Aux Etats-Unis comme dans certains pays d’Europe, le Hunter est un passage obligé pour les cavaliers de saut d’obstacles. L’homogénéité d’équitation des cavaliers américains à haut niveau vient de ce passage obligé. Il est vrai que nous avons une différence avec les américains. Pour eux, c’est une discipline à part entière, avec des chevaux très spécifiques. En France et en Europe, elle est surtout considérée comme une discipline préparatoire au saut d’obstacles. Il ne faut pas les opposer, il faut accepter les différences et surtout ne pas essayer de copier à tout prix. Nous avons notre équitation française et nos chevaux français que nous pouvons mettre en valeur avec notre savoir-faire. La plupart de nos meilleurs cavaliers français de Hunter, associent systématiquement le Hunter et le saut d’obstacles, ou le Hunter et le concours complet. Ils se servent du Hunter pour se préparer mais aussi pour préparer leurs chevaux. La construction un peu spécifique des obstacles améliore en effet la technique et le style des chevaux tout en favorisant leur confiance et leur franchise.

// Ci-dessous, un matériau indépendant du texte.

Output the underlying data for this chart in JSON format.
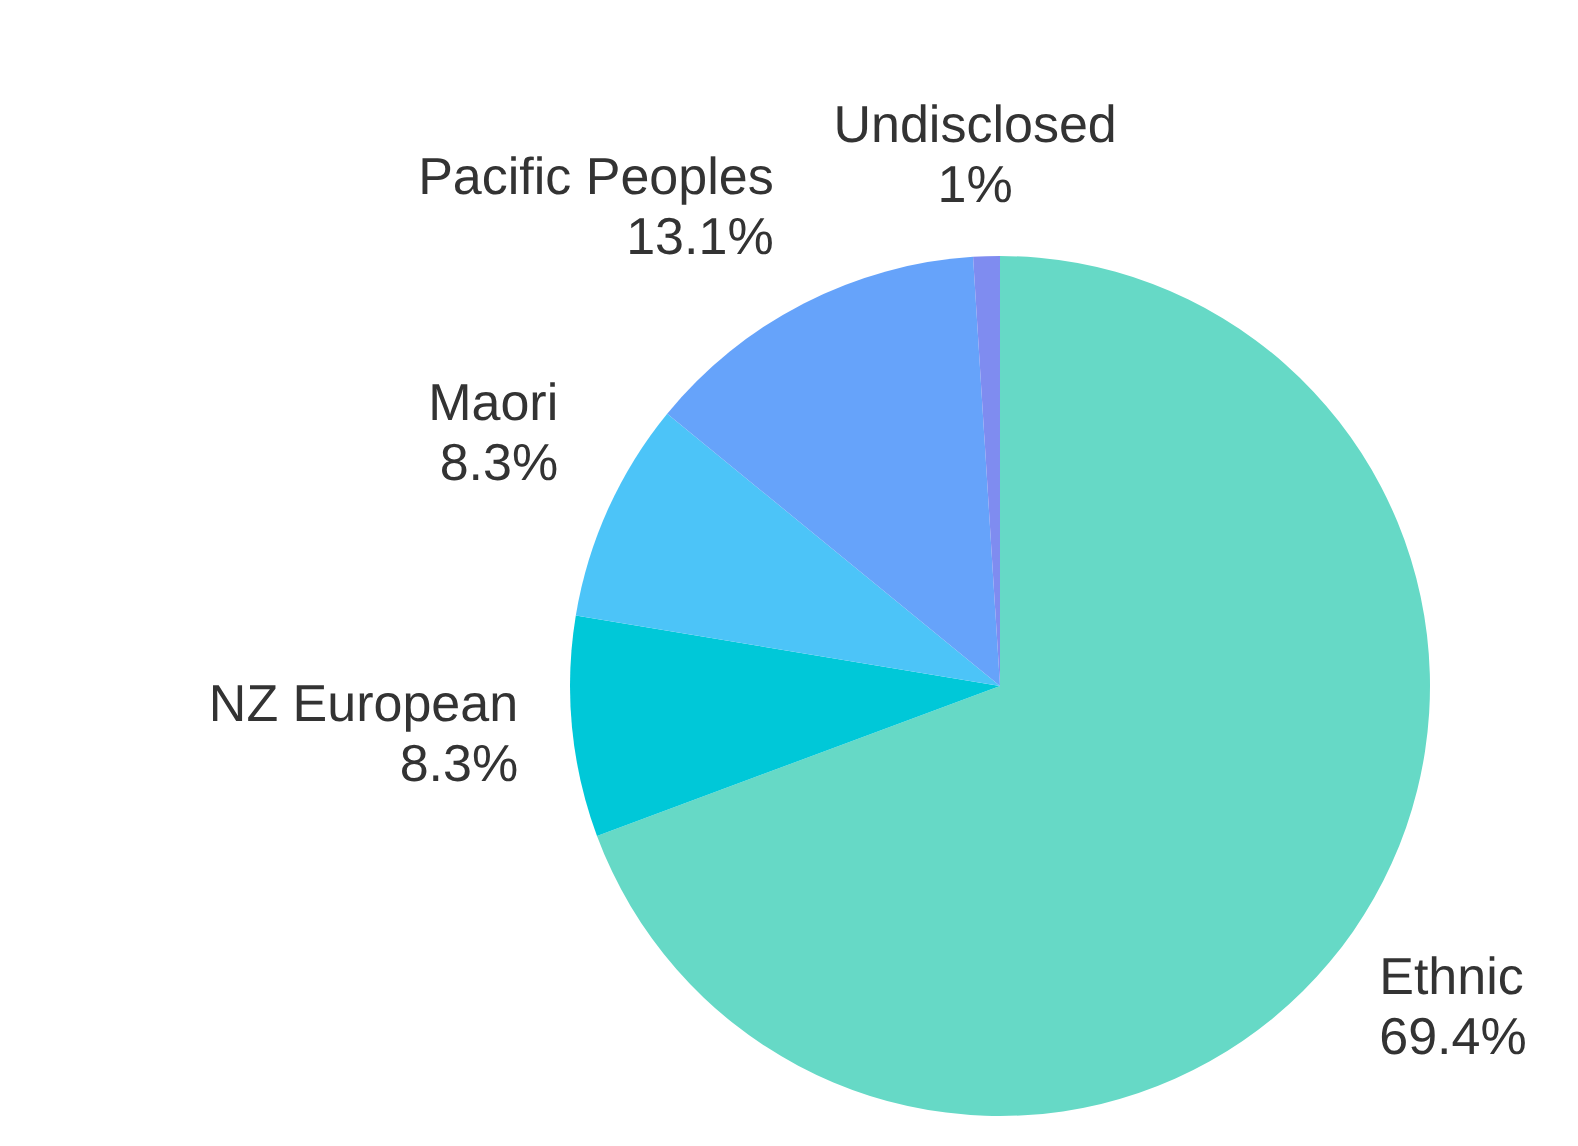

Là où nous avons encore à progresser, c’est dans les compétitions de jeunes chevaux. Trop peu de cavaliers et de propriétaires utilisent les épreuves Hunter qui leurs sont destinées. Ils n’ont pas encore conscience de l’intérêt que ces épreuves apportent à l’éducation du jeune cheval. Pourtant, la régularité de la cadence, la rectitude, la qualité du contact, la répétition de la symétrie de la montée des genoux et des épaules, un dos toujours tendu… engendrent de bonnes trajectoires et donc de bons sauts. Cette répétition est la base de la formation du jeune cheval d’obstacle. On gagnerait dans l’évolution des jeunes chevaux en obligeant des épreuves Hunter notamment pour les quatre ans. La Société Hippique Française œuvre également pour orienter vers la discipline. Depuis 2019, un bonus est donné aux jeunes chevaux participant aux épreuves Hunter pour les qualifications de saut d’obstacles à la finale de Fontainebleau. C’est un atout supplémentaire pour la discipline.

Pour son avenir, le Hunter continuera sa progression si nous nous mobilisons sur différents axes tels que : en faire un passage obligé avant d’aller sur les parcours de saut d’obstacles, mettre en place des compétitions officielles, ou encore progresser sur la qualité des officiels de compétitions, juges et chefs de piste. Je suis très optimiste quant à l’ascension de cette discipline même au niveau international. Ça prendra peut-être un peu de temps mais sa réalisation est proche. »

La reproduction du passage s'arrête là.